Executive: Yeah, sure. So first thing I'll say, and I remind the team of this often, our competition is the standard of care, okay? When we wake up every morning, we are trying to convert volume from the existing standard of care into CT plus heart flow. And when we do that, we will be successful and patients will be better off. And we're continuing to focus on changing those practice patterns and bringing physicians into kind of a CT plus heart flow pathway.

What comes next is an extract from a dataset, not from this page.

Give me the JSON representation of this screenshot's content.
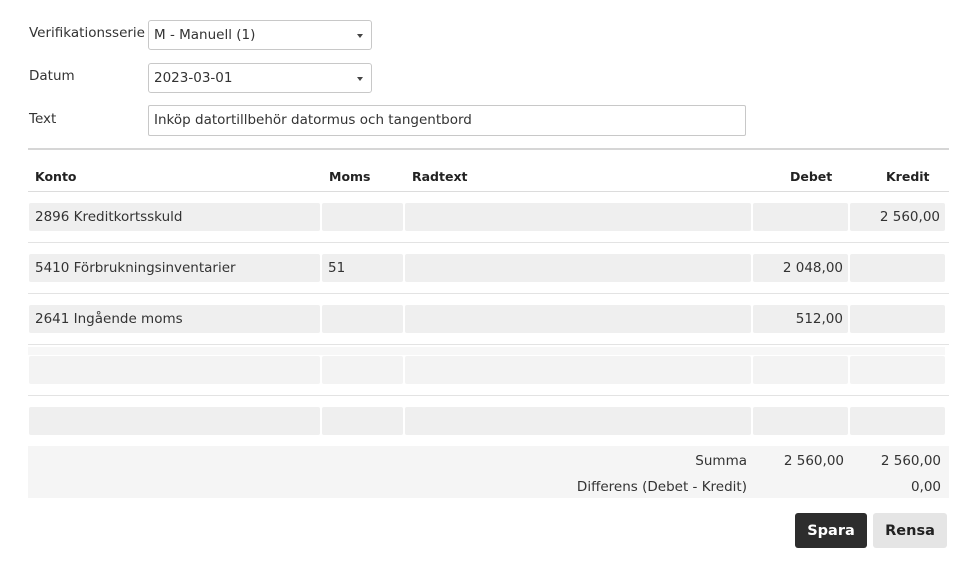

Now, your question, I think, is more specifically around other AI vendors. This is not a new dynamic. Some of these vendors have been around since 2018, 2017. None of that is slowing us down. I think, if anything, having more competitors or players in the category is actually good for the category. We don't compete on price. We compete on the quality of our data, which we're extremely proud of. We're prospective. We're published. We lean into that. We prove our accuracy. And we compete on the quality of our products, and we continue to improve our product just like we're doing this year and expanding our platform with PCI Navigator.
We don't publish win rates and things like that, but I think our results are very positive, and I feel good about the way the team is competing and how we're winning in the market.
Executive: That's helpful. Thanks for taking my questions.
Executive: And with that, we conclude our Q&A session and conference for today. We want to thank everyone for participating. You may now disconnect.